We reject when the defectives in the sample ($X$) are more than a threshold $k$ \begin{align} P(X \geq k) = \sum_{i=k}^{n} \binom{n}{i} = \sum_{i=k}^{n} p^{i}(1-p)^{n-i} \end{align}
which is an increasing function in $p$. Hence, when $H_{0}$ is true, \begin{align} P(X \geq k) \leq \sum_{i=k}^{n} p_{0}^{i}(1-p_{0})^{n-i} \end{align}
and we reject when $X \geq k^{*}$ depending on the significance level $\alpha$ \begin{align} k^{*} = \text{minimum}\quad k \quad \text{where} \quad \sum_{i=k}^{n} p_{0}^{i}(1-p_{0})^{n-i} \leq \alpha \end{align} because there can be multiple $k$ which satisfy the above equation, and we want to reject $H_{0}$ as soon as the number of defectives in sample $X$ is more than the minimum $k$.

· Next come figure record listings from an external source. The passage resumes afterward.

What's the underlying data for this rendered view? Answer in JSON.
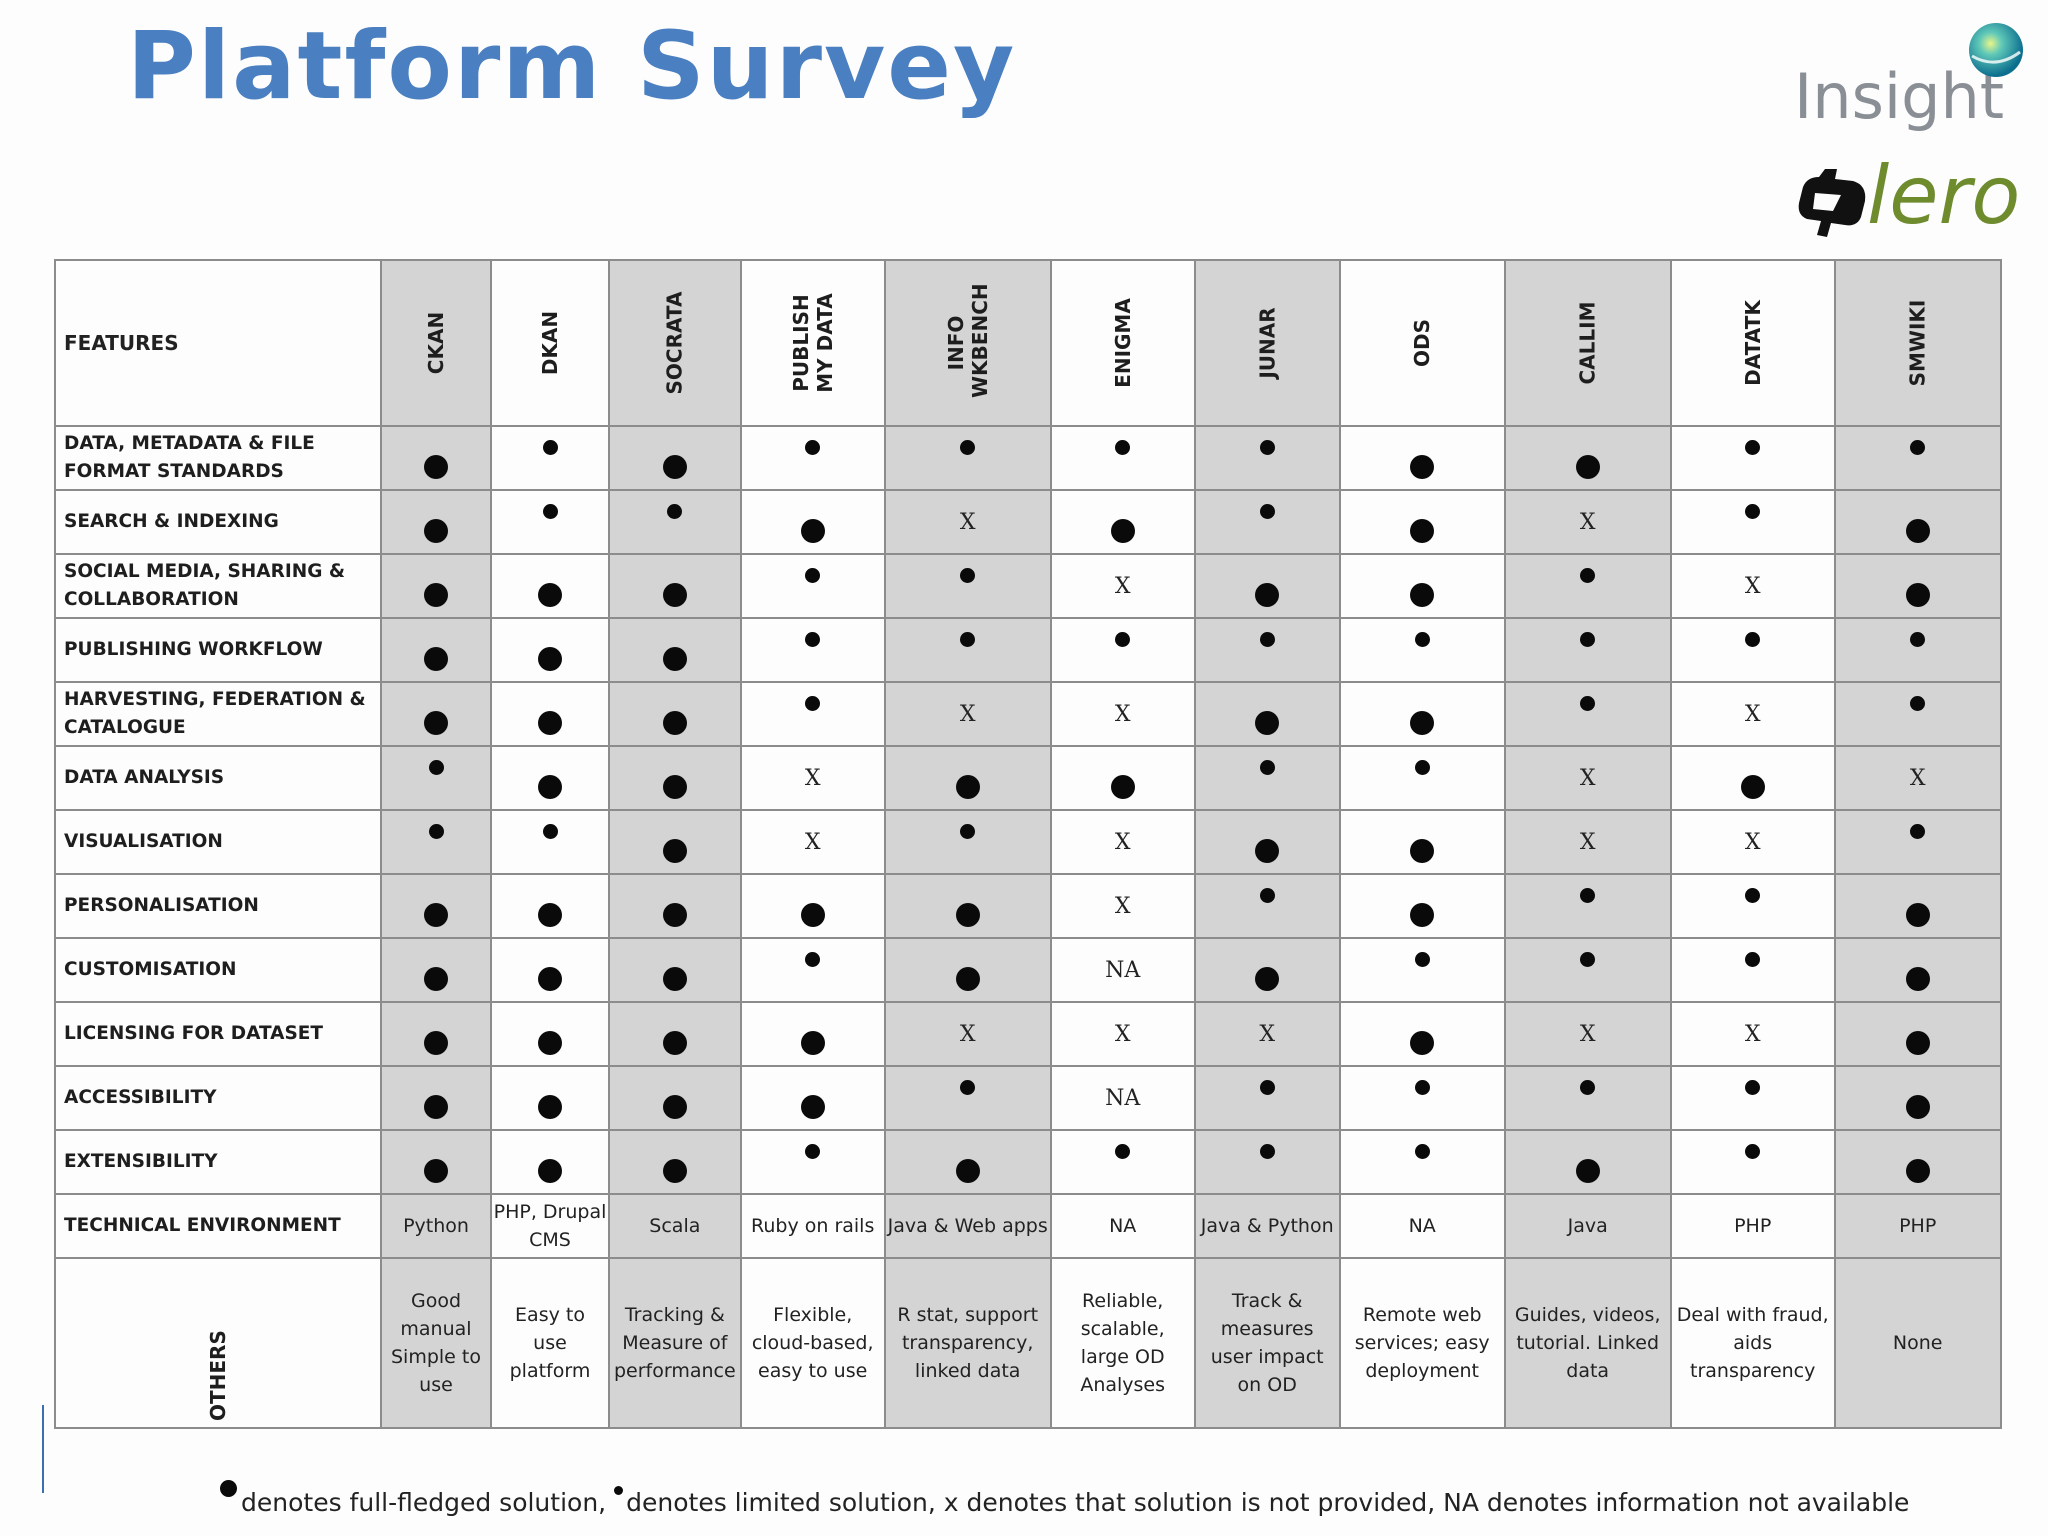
{
  "title": "Platform Survey",
  "logos": {
    "insight": "Insight",
    "lero": "lero",
    "colors": {
      "insight_text": "#8a8f96",
      "lero_text": "#6e8b2e",
      "title": "#4a7fc1"
    }
  },
  "table": {
    "features_header": "FEATURES",
    "platforms": [
      "CKAN",
      "DKAN",
      "SOCRATA",
      "PUBLISH MY DATA",
      "INFO WKBENCH",
      "ENIGMA",
      "JUNAR",
      "ODS",
      "CALLIM",
      "DATATK",
      "SMWIKI"
    ],
    "shaded_columns": [
      0,
      2,
      4,
      6,
      8,
      10
    ],
    "rows": [
      {
        "feature": "DATA, METADATA & FILE FORMAT STANDARDS",
        "values": [
          "full",
          "limited",
          "full",
          "limited",
          "limited",
          "limited",
          "limited",
          "full",
          "full",
          "limited",
          "limited"
        ]
      },
      {
        "feature": "SEARCH & INDEXING",
        "values": [
          "full",
          "limited",
          "limited",
          "full",
          "X",
          "full",
          "limited",
          "full",
          "X",
          "limited",
          "full"
        ]
      },
      {
        "feature": "SOCIAL MEDIA,  SHARING & COLLABORATION",
        "values": [
          "full",
          "full",
          "full",
          "limited",
          "limited",
          "X",
          "full",
          "full",
          "limited",
          "X",
          "full"
        ]
      },
      {
        "feature": "PUBLISHING WORKFLOW",
        "values": [
          "full",
          "full",
          "full",
          "limited",
          "limited",
          "limited",
          "limited",
          "limited",
          "limited",
          "limited",
          "limited"
        ]
      },
      {
        "feature": "HARVESTING, FEDERATION & CATALOGUE",
        "values": [
          "full",
          "full",
          "full",
          "limited",
          "X",
          "X",
          "full",
          "full",
          "limited",
          "X",
          "limited"
        ]
      },
      {
        "feature": "DATA ANALYSIS",
        "values": [
          "limited",
          "full",
          "full",
          "X",
          "full",
          "full",
          "limited",
          "limited",
          "X",
          "full",
          "X"
        ]
      },
      {
        "feature": "VISUALISATION",
        "values": [
          "limited",
          "limited",
          "full",
          "X",
          "limited",
          "X",
          "full",
          "full",
          "X",
          "X",
          "limited"
        ]
      },
      {
        "feature": "PERSONALISATION",
        "values": [
          "full",
          "full",
          "full",
          "full",
          "full",
          "X",
          "limited",
          "full",
          "limited",
          "limited",
          "full"
        ]
      },
      {
        "feature": "CUSTOMISATION",
        "values": [
          "full",
          "full",
          "full",
          "limited",
          "full",
          "NA",
          "full",
          "limited",
          "limited",
          "limited",
          "full"
        ]
      },
      {
        "feature": "LICENSING FOR DATASET",
        "values": [
          "full",
          "full",
          "full",
          "full",
          "X",
          "X",
          "X",
          "full",
          "X",
          "X",
          "full"
        ]
      },
      {
        "feature": "ACCESSIBILITY",
        "values": [
          "full",
          "full",
          "full",
          "full",
          "limited",
          "NA",
          "limited",
          "limited",
          "limited",
          "limited",
          "full"
        ]
      },
      {
        "feature": "EXTENSIBILITY",
        "values": [
          "full",
          "full",
          "full",
          "limited",
          "full",
          "limited",
          "limited",
          "limited",
          "full",
          "limited",
          "full"
        ]
      }
    ],
    "technical_environment": {
      "label": "TECHNICAL ENVIRONMENT",
      "values": [
        "Python",
        "PHP, Drupal CMS",
        "Scala",
        "Ruby on rails",
        "Java & Web apps",
        "NA",
        "Java & Python",
        "NA",
        "Java",
        "PHP",
        "PHP"
      ]
    },
    "others": {
      "label": "OTHERS",
      "values": [
        "Good manual Simple to use",
        "Easy to use platform",
        "Tracking & Measure of performance",
        "Flexible, cloud-based, easy to use",
        "R stat, support transparency, linked data",
        "Reliable, scalable, large OD Analyses",
        "Track & measures user impact on OD",
        "Remote web services; easy deployment",
        "Guides, videos, tutorial. Linked data",
        "Deal with fraud, aids transparency",
        "None"
      ]
    }
  },
  "legend": {
    "full": "denotes full-fledged solution,",
    "limited": "denotes limited solution, x denotes that solution is not provided, NA denotes information not available"
  }
}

The test can also be done using p-value \begin{align} \text{p-value} &= P(Bin(n, p_{0}) \geq x)\newline &= \sum_{i=x}^{n}p_{0}^{i}(1-p_{0})^{n-i} \end{align}
where $x$ is the count of defects in the sample. We reject $H_{0}$ at any $\alpha >$ p-value since in that situation the number of defects required will be much less than $x$.
For large $n$, $X$ will behave like a normal distribution and when $H_{0}$ is true, \begin{align} \frac{X - np_{0}}{\sqrt{np_{0}(1-p_{0})}} \sim \mathcal{N}(0,1) \end{align}
and criteria discussed in section hold.